王泽在厨房门口等候,堂屋的门被紧紧关闭,但是却能从门缝窥视一二。屋内传来入殓师,以及爷爷等帮忙人员的交谈声。
还有翻动尸体抹汗,穿衣服发出的轻微声响。
雨还在下,雾气弥漫笼罩着院子。一缕黑雾缠在堂屋的门框上,阴冷刺骨。
突然,堂屋的缝隙里透出一丝青黑的雾气。王泽的眼睛又开始发烫,目光不受控制直直地望向屋内。
入殓师,缓缓掀开了盖在王佳云脸上的黄纸。那张脸,瞬间让王泽浑身血液冻结!
王佳云的嘴巴张到了极致,像是在临死前拼命呼喊,却发不出半点声音。嘴角扭曲到诡异的角度,脸颊肌肉紧绷。
五官因极致的痛苦与恐惧而彻底变形,双眼圆睁,眼底布满血丝。青黑的皮肤紧绷在骨头上,狰狞可怖,死不瞑目。
那是被活活折磨致死,满心冤屈无法诉说的模样。仅仅是一眼,便让王泽吓得捂住嘴,差点尖叫出声,浑身止不住地剧烈颤抖。

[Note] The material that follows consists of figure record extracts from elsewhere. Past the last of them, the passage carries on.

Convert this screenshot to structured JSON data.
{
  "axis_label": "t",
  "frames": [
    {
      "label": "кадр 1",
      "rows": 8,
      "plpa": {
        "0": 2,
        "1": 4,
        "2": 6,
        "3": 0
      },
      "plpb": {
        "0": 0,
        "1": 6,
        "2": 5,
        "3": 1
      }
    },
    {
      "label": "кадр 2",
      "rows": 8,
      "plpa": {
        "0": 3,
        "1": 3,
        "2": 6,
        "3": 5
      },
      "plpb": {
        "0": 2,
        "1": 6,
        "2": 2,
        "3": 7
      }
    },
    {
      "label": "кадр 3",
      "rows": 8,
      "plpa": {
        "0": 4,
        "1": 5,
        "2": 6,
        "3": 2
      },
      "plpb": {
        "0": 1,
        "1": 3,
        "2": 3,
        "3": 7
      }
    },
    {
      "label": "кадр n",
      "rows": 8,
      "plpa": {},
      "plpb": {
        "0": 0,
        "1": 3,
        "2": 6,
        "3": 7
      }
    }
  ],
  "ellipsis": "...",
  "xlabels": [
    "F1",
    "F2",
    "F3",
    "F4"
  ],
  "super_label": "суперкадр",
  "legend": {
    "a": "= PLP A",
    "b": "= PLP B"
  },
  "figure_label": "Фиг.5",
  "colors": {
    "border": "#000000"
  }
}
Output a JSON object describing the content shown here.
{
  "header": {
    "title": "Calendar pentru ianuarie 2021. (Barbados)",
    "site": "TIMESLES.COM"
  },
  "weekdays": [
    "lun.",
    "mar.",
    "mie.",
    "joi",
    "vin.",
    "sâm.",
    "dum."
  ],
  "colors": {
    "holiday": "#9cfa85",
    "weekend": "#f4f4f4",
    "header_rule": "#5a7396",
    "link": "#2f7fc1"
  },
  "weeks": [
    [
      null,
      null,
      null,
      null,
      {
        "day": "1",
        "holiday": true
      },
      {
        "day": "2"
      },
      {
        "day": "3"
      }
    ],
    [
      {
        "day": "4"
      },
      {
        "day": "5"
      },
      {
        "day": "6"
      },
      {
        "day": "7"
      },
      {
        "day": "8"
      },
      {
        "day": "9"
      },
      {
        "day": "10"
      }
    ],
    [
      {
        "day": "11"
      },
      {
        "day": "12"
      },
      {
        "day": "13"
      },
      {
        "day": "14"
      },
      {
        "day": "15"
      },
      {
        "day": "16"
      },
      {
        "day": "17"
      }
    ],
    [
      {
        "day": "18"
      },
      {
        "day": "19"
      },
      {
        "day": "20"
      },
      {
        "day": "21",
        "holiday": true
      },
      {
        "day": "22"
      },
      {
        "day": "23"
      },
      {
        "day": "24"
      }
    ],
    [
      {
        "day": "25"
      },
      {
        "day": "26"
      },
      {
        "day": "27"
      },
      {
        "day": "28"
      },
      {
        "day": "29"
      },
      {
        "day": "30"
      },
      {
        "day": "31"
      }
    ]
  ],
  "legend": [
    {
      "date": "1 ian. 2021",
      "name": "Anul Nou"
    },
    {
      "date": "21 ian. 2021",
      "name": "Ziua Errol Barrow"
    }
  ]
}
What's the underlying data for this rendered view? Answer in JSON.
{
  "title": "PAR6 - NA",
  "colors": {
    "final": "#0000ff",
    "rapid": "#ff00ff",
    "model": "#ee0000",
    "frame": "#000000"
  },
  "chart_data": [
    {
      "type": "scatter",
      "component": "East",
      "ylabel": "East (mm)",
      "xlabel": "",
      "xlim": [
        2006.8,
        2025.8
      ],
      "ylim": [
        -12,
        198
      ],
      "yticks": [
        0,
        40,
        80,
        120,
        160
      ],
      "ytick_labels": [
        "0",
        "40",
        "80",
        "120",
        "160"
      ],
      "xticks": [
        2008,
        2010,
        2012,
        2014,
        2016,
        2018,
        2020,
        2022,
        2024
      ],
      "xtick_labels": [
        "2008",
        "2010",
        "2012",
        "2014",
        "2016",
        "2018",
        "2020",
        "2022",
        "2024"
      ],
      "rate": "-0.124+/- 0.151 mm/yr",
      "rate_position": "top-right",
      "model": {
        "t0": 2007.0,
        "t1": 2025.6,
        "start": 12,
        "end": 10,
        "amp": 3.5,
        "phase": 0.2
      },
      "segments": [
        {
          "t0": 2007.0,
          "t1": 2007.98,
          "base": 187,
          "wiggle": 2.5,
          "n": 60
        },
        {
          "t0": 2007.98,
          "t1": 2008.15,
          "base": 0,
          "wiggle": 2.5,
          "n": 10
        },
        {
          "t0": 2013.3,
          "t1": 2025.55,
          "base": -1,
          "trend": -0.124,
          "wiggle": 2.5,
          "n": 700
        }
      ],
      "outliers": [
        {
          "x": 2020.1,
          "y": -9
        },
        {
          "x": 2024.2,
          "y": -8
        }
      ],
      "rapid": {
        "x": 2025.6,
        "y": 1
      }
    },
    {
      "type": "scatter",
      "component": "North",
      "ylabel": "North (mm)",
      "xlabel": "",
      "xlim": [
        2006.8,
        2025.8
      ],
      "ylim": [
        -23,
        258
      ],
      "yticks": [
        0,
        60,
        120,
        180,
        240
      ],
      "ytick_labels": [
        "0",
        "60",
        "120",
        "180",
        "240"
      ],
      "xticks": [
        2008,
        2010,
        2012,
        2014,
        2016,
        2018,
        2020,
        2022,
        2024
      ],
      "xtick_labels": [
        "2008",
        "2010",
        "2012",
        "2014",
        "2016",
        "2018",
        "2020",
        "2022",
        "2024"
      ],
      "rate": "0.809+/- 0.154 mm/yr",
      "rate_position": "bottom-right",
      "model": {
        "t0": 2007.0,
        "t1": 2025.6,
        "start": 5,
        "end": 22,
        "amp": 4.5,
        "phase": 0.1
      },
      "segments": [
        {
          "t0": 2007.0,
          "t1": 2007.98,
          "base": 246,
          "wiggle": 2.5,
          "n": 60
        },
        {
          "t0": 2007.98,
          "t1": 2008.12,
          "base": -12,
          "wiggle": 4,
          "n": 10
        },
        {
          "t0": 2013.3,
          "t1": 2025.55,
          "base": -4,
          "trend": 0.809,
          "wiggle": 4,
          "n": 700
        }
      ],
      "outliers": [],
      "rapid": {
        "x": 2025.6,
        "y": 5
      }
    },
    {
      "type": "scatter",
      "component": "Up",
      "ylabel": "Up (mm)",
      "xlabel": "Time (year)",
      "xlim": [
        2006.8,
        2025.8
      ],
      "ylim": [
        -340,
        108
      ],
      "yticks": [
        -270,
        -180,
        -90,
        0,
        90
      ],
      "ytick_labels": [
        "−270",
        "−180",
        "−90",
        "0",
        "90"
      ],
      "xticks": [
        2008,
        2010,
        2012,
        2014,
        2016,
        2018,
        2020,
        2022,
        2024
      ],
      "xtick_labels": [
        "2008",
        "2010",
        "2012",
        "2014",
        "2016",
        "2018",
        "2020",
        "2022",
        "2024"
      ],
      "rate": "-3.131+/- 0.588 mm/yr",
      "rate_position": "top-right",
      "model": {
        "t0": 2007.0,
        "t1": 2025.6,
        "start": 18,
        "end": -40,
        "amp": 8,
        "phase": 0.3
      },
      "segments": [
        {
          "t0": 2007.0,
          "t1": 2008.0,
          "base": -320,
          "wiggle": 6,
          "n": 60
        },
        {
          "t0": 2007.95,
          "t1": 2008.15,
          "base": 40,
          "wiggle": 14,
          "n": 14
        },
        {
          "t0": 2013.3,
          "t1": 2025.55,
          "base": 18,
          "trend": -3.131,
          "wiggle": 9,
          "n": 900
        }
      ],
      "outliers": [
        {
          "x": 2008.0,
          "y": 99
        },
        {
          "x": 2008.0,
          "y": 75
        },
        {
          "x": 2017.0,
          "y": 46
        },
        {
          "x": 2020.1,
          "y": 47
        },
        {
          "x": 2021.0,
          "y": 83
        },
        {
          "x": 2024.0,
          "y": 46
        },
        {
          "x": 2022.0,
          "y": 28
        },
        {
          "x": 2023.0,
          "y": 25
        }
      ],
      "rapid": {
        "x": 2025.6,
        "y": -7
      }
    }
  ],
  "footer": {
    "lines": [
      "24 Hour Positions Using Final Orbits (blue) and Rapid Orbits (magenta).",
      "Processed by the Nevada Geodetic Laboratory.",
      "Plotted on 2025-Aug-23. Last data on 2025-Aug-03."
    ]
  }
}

王佳云的这张脸,跟昨夜看见的影子一模一样。王泽此刻终于确定,表叔的死,根本不是意外!
入殓结束后,棺木稳稳停在堂屋中央,棺盖留着一丝缝隙。灵堂也经过布置,变得更加庄严肃穆。
灵牌、招魂幡、长钱白纸、还有卷成花的青纱,一张竹编花折子插满砍回来的柏树枝。
看着布置好的灵堂,看着那口黑漆棺材,王泽依然心有余悸。总觉得那半透明的影子,依然还在棺木边上飘荡。
好在第二天,三姐夫就给他派了别的活。那就是去双庆场后面的梁峰坝,给他的一个亲戚报丧。
虽然路不好走,但好在已经天晴了。在有阳光的照耀下,路上并没有再看见奇怪的影子。
第四天就是正式的葬礼,从下午两点开始一直持续到晚上,前来吊唁的亲戚络绎不绝。花圈摆了满满一院子,鞭炮声响个不停,震耳欲聋。
身为大舅哥的王登明,率领着一众亲戚浩浩荡荡赶来。
舞狮队、锣鼓队敲敲打打,声势浩大。花圈、鞭炮、毛毯、被褥堆了满满一车。